“Benar juga,” ulang Karl, membuat Jesse makin merinding, “aku bertanya-tanya mengapa aku dapat bersikap biasa saja meski sedang emosional. Kau membantuku mendapatkan jawabannya, Bung. Terima kasih.”
Jesse mengernyit bingung, tidak dapat memahami maksud kawannya yang rancu. “Huh?”
Apakah Karl tiba-tiba menjadi gila? Tidak, tidak mungkin. Lelaki itu tidak pernah ekspresif tetapi bukan berarti ia mudah kehilangan kewarasannya. Jesse memang cukup penakut tetapi ketakutannya sekarang mulai cukup konyol. Dia telah berteman selama bertahun-tahun dengan Karl, setidaknya dia harus bersikap lebih logis dalam menghadapi tiap gelagat Karl. Untuk kali ini sajalah dia merasa kebingungan.

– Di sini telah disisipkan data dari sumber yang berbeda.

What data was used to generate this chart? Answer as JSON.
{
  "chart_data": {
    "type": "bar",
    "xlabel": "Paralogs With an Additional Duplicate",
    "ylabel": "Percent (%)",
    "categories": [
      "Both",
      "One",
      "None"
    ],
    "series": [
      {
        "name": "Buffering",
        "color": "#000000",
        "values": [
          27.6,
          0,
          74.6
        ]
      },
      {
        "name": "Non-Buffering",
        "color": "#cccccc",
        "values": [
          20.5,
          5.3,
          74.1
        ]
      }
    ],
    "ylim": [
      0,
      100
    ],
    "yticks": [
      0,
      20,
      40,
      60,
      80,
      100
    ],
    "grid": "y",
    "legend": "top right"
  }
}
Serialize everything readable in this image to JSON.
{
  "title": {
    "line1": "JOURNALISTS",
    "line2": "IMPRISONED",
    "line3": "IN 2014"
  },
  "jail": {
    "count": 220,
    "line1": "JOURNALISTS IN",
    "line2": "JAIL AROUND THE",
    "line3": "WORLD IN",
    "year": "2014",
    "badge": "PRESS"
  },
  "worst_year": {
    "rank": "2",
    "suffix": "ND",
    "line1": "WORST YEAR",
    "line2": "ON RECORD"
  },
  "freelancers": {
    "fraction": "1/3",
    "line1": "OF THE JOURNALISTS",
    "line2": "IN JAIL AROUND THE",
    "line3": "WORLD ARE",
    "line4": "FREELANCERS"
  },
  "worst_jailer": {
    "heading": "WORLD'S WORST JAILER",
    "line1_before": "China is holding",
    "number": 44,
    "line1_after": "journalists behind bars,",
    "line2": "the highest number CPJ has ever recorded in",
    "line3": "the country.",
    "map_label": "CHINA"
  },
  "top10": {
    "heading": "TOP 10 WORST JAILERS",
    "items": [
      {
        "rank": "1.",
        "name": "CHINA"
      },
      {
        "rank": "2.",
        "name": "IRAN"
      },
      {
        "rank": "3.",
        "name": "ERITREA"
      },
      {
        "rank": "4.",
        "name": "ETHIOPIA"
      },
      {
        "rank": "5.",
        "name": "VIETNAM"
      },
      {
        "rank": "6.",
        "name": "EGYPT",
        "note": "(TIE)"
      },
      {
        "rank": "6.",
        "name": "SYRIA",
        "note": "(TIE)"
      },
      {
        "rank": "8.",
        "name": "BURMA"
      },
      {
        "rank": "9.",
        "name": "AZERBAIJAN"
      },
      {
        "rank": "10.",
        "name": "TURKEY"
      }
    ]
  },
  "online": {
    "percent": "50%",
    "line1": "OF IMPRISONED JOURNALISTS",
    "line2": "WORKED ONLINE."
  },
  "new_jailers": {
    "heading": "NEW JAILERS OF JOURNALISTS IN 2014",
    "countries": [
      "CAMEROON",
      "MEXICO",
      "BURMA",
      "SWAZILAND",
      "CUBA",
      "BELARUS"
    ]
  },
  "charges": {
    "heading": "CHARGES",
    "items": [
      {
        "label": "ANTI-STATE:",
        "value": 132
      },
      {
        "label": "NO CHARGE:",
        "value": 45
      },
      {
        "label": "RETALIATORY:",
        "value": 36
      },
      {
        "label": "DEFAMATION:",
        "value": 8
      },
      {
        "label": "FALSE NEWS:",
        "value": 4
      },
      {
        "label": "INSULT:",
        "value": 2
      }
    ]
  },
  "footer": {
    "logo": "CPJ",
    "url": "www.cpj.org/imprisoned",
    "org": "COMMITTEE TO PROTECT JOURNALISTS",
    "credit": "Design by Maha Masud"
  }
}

“Kau merasa kesal karena tidak bisa menjenguk Putri Arnemesia, Karl?” tanya Jesse, membuat Karl menoleh dengan ekspresi sedikit terkejut. Melihat ekspresi itu, Jesse menepuk pundak kiri Karl, bersimpati. “Tidak apa-apa, Karl. Masih ada banyak waktu bagimu untuk pergi ke Neuchwachstein. Aku akan memberitahu Ralph agar jadwalmu dapat dikosongkan.”
Karl menggeleng. “Aku tidak memikirkan itu—”
“Seharusnya kau memberitahuku, Kawan. Jadwal menumpuk di Istana dapat ditangani jika kau memberi tahu Ralph. Semua orang sedang mengkhawatirkan Putri Kekaisaran, kau tahu?”
“Yah, aku juga memikirkan itu. Tapi, aku lebih memikirkan—”
Jesse memukul pundak kiri Karl, lalu meninju d**a kirinya sendiri bak seorang pahlawan yang siap menumpas masalah. “Jangan khawatir! Aku akan membicarakannya dengan Ralph agar kau bisa segera pergi ke Narfort!”
“Tunggu dulu, Jesse—”
Mengabaikan respon Karl sama sekali, Jesse melesat meninggalkan sahabatnya itu menuju Istana Pusat guna menemui sang Putra Mahkota Deltora, Ralph. Sungguh, sampai kapan sikap serampangan Jesse melekat pada dirinya? Lelaki cerewet itu harus segera belajar bagaimana cara bersikap yang benar. Karl tidak bisa terus-terusan menambal sikap jelek Jesse, terlebih di usia mereka yang telah mulai memasuki peralihkan ke kedewasaan.
Kendati demikian, sepertinya kali ini Karl harus mensyukuri sikap serampangan Jesse yang tidak mau mendengarkannya. Karl tidak dapat membayangkan bagaimana reaksi Jesse jika dia memberi tahu bahwa dirinya telah bertemu dengan si Putri Terlantar. Rumor tergelap yang telah terpendam selama bertahun-tahun itu tidak boleh dibuka lagi, bahkan oleh para bangsawan sekalipun. Terlebih lagi, orang-orang kerajaan seperti Karl, dia tidak boleh mempertaruhkan reputasi sempurnanya.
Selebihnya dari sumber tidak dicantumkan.